Prof. Dr. Hannelore Putz: Als Godehard in Niederaltaich zur Schule ging, hatte sich das Kloster von der eigentlich benediktinischen Lebensform entfernt. Es war zu einem Kanonikerstift geworden. Die Kleriker haben sich damit eine deutlich leichtere Lebensform zur Norm gemacht. Dem Salzburger Erzbischof und dem bayerischen Herzog Heinrich dem Zänker hat das nicht sehr gefallen. Kurzentschlossen haben sie das Stift reformiert, die Gemeinschaft zur benediktinischen Lebensordnung zurückgeführt und einen Reformabt eingesetzt. Solche Prozesse rufen aber häufig Unstimmigkeiten und Streit hervor. Die nunmehrigen Mönche mussten sich von liebgewonnenen Traditionen und Lebensordnungen trennen – die benediktinische Reformordnung beanspruchte den gesamten Menschen und seine ganze Kraft. Sie mussten nun auf eigenen Besitz, eigenen Willen sowie Ehe und Sexualität verzichten. Der Tagesablauf folgte einem strikten Plan. Gebet, Arbeit und Askese bestimmten das Leben jedes Einzelnen.
Was können wir von diesem Heiligen in der heutigen Zeit lernen?

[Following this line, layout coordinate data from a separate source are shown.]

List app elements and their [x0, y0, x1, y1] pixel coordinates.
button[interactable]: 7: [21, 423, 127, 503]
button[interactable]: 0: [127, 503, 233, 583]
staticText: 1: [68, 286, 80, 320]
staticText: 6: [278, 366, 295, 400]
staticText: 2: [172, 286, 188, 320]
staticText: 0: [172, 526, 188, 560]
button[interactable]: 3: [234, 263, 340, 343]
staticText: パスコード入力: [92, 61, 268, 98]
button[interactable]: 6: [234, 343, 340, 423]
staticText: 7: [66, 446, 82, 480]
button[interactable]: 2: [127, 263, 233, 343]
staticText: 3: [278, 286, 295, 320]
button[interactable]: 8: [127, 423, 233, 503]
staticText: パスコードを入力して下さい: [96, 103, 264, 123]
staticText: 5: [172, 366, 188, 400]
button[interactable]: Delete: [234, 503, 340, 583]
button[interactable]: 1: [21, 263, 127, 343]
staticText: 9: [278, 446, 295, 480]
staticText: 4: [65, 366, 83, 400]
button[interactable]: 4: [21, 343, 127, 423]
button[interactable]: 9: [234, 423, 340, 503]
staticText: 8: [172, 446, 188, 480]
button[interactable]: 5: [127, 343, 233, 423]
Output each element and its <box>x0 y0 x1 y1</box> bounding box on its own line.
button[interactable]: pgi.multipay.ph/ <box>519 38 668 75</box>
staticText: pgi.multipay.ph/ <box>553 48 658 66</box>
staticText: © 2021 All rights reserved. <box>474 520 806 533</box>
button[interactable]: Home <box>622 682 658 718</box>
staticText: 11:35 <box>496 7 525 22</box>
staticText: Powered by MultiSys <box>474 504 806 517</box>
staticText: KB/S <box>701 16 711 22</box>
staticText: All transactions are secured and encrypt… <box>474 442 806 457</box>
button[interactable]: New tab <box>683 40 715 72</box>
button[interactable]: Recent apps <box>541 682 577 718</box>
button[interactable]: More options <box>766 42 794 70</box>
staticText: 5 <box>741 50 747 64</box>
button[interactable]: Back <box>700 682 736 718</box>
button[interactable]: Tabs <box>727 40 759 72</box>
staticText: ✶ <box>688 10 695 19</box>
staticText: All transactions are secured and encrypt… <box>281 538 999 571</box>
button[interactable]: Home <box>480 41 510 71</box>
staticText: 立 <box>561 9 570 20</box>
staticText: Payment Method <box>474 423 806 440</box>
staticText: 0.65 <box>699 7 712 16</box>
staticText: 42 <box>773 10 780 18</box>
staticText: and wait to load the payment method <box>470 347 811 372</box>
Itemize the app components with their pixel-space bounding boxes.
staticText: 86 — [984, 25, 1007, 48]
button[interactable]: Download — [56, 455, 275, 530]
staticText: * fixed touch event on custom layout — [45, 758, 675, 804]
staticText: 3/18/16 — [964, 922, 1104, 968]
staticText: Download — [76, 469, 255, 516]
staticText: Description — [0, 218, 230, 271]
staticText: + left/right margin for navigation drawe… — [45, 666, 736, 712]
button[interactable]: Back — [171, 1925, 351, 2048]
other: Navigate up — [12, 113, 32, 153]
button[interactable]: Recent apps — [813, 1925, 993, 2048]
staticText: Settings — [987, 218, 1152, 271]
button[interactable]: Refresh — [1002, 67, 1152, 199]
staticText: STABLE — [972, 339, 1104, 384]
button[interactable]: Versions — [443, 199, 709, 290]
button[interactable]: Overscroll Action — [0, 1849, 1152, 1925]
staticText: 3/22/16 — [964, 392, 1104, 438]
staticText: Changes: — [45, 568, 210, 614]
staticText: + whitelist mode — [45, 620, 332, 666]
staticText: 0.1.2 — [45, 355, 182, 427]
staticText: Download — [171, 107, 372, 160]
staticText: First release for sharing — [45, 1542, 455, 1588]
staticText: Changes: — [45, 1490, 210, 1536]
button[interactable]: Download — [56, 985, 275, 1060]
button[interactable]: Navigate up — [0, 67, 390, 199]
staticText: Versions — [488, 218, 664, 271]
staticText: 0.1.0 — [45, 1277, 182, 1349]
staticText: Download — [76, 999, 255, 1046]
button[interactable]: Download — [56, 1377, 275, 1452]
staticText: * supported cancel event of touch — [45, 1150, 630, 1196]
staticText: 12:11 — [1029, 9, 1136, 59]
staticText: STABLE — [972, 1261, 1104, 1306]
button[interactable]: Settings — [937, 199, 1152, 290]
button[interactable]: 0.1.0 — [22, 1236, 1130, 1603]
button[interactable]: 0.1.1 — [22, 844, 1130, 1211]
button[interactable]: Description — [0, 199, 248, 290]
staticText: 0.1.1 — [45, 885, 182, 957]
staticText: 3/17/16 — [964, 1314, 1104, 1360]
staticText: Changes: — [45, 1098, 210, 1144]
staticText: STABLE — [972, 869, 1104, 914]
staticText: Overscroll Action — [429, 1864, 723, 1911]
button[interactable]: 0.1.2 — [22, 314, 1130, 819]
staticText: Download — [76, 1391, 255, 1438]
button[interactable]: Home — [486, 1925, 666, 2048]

Prof. Dr. Hannelore Putz: Der Heilige Godehard hat aus der „spirituellen Innenseite“ seines Lebens heraus gehandelt. Das Gebet hat seinen Tag durchwirkt, seine Entscheidungen hat er aus dem Gespräch mit dem Herrn heraus getroffen. Dabei wird spürbar, dass er Herausforderungen angenommen und sie vor Gott gelegt hat, mit der Bitte, dafür Lösungen zu finden. Gleichzeitig aber hat er willensstark das, was ihm im Gebet richtig erschienen ist, konsequent durchzusetzen versucht. Mit unerschütterlichem Gottvertrauen ist er so in die großen und sehr schwierigen Reformprozesse in Niederaltaich, Tegernsee, Hersfeld, Kremsmünster und auch später in Hildesheim gegangen. Die intensive Orientierung nach innen hat es ihm ermöglicht, kraftvoll nach außen zu agieren. Ich glaube, dass dieses Anvertrauen des eigenen Lebens und Wirkens an Gott etwas ist, was wir heute besonders von ihm lernen können. Wir können nicht alles selber machen und müssen das auch nicht. Vielmehr ist es für uns gut, auch mal etwas Gott zu überlassen und im Hören auf ihn unsere Wege und Lösungen zu finden und zu gestalten.